My mom and older sister would wrangle the knots out of my long, thick, black hair and tie it into a tight ponytail, as part of my commitment to the Sikh faith when I was younger.
I remember when I was in grade 6, I walked into my social studies class one day and saw a note on my desk that said: Stop shedding on my seat, I do not want to see your pube hair anymore. The bullies in school never let me forget that.
At that moment, I always thought of my hair as a curse.
Embarrassed, I didn’t tell anyone about the note. This is the first time I am sharing this story, one of many vivid memories in my childhood where my commitment to the Sikh faith was the cause of so many bad memories.
As a Sikh woman, I was taught to love my my hair as a blessing, a symbol from god not to conform to social pressures and to remain pious. That is, my k-es, the Punjabi word for hair, was to be grown out as cutting it would mean you are disrespecting the gift from god. Growing up in Canada, I know many young men and women who struggled with this mandate of Sikhism.
Fast forward to 2001, I was 11 years old and remember distinctly where I was when the twin towers were hit. I, alongside the rest of the world, was in utter shock. I was in grade seven and had a wonderfully hippie teacher, who normally began the day with a 5-minute yoga routine. But this morning, we began with a moment of silence.
Since then, being a brown skinned individual in a dominantly white country meant that with many interactions with the Western world I would be racialized. From randomly being selected in airport lines, to questions of why I did not wear my hair in a niqab/hijab, to basic misconceptions that I was to study Indian politics despite the fact that I was born and raised in Canada (it was a surprise to many when I decided to study the “Indian” Columbus “found” in the New World).
This past week, all these memories came up, as it does with any significant event that pinpoints brown skinned people in xenophobic, racist, and discriminatory remarks. I cannot say I was surprised by the poster that read “FU*K your Turban” plastered across my alum, the University of Alberta.
The poster included the website ImmigrationWatchCanada.org. I do not wish anyone to visit the website as it is a relentless, uninformed, and skewed understanding of the contribution of immigrants in Canada.
Though a spokesperson from the website denies any connection, I am one reader/observer who is not convinced, as websites like the aforementioned continue to perpetuate xenophobic and racist stereotypes of immigrants (especially if those immigrants are brown).
Following this story, the Sikh community has seen an outpouring of support, even Prime Minister Trudeau used the Edmonton’s antiracism hashtag #makeitaward to express his discontent towards the individuals responsible for the poster.
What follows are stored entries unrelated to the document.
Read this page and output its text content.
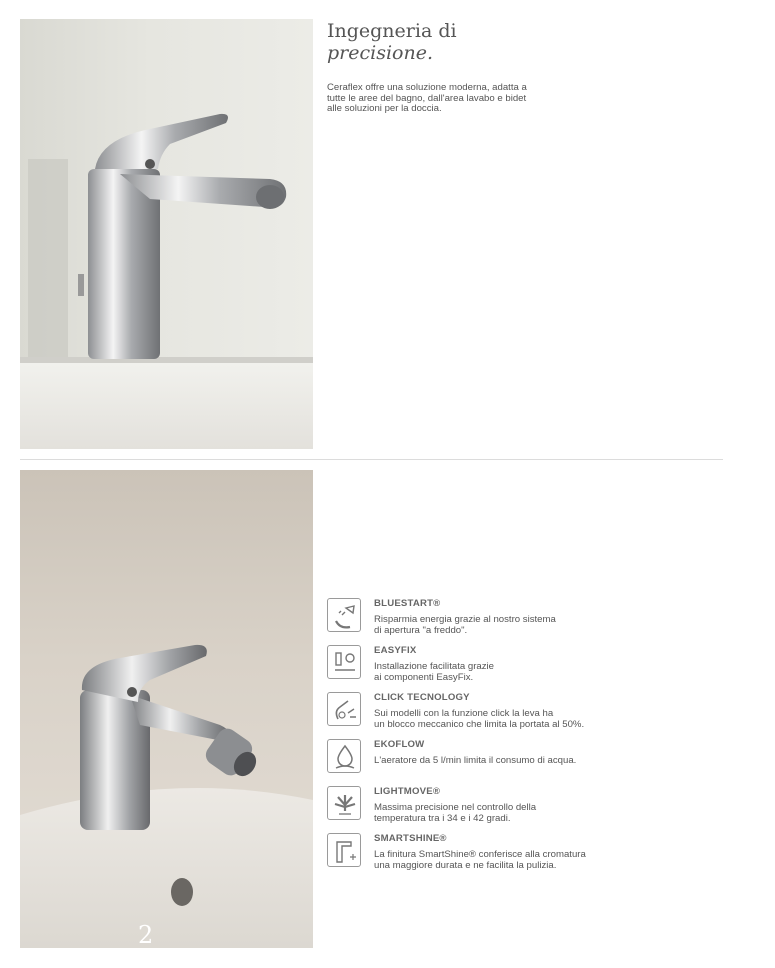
2
Ingegneria di
precisione.
Ceraflex offre una soluzione moderna, adatta a tutte le aree del bagno, dall'area lavabo e bidet alle soluzioni per la doccia.
BLUESTART®
Risparmia energia grazie al nostro sistema
di apertura "a freddo".
EASYFIX
Installazione facilitata grazie
ai componenti EasyFix.
CLICK TECNOLOGY
Sui modelli con la funzione click la leva ha
un blocco meccanico che limita la portata al 50%.
EKOFLOW
L'aeratore da 5 l/min limita il consumo di acqua.
LIGHTMOVE®
Massima precisione nel controllo della
temperatura tra i 34 e i 42 gradi.
SMARTSHINE®
La finitura SmartShine® conferisce alla cromatura
una maggiore durata e ne facilita la pulizia.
Defense Minister Sajjan used his social media account to express his pride in his turban, and Darshan Singh Khan, stood up to speak to parliament on his dismay and shock at the hate expressed towards his community.
And now, we see posters replacing across the university to “FUNK your Turban” and to “ROCK your Turban”.
The Sikh women in our community also need to hear the support and love for being the gatekeepers of our religion, the role women play to uphold our men and children is often forgotten.
I want to take opportunities like this to shed light on the difficulty of respecting the tenants of Sikhism for women, without disrespecting the struggle our brothers face each day as they rock their turbans.
Among the conversations of the turban, the men are often targeted by hate speech. And while the impact on Sikh men is important to discuss, so is the role gender has in Sikh communities. For men, the issue is being labeled violent and an extremist, and often conflated with the Islamophobia facing our Muslim brothers and sisters. That in itself is problematic to see our brothers face such hatred.
However, women, who proudly grow out their hair and for the women who wrap that in a turban also face this criticism along with the depiction that women should be hairless, that our skin color should be lighter, and that we as Indian women are often viewed as passive or oppressed individuals, who should not involve themselves in politics. There are countless experiences among Sikh women, where we have heard that Indian women are not attractive because they are “hairy” or that they are controlled by the men in families.
Yet, the experiences of women in my family and my extended family of Sikh sisters, is neglected in conversations related to racism, often sparked by misunderstanding of the turban. It is no surprise that as a young Sikh woman I feel the role of women in our communities is usually pushed to the sidelines.
Women are pressured by community members to be pious, pure, and passive. This has resulted in the neglect of women and the disempowerment of Sikh women in our communities. While men are told to earn the big bucks, to build a career and to voice their opinions, women are taught how to make the perfect round fluffy roti, to keep their opinions to themselves and to get an education to make you more eligible for marriage.
And while I understand the frustration of my Sikh brothers, as a woman I want to emphasis inclusion (no matter your class, race, or gender) which are pillars of Sikhism. In short, women deserve an equal voice to engage in conversations impacting our community and faith.
Women and men in my community face a lot of shame, bullying, and racism for practicing their faith and for merely walking the halls of the ivory tower as a brown skinned person. I take much pride in the opportunistic Sikhs who have used this event to stand up and educate their classmates and the general public about the common misconceptions of Sikhism and the turban. The stories I have shared here are not unique to me and so I know the significance of receiving such support for the Sikh community following this hateful act.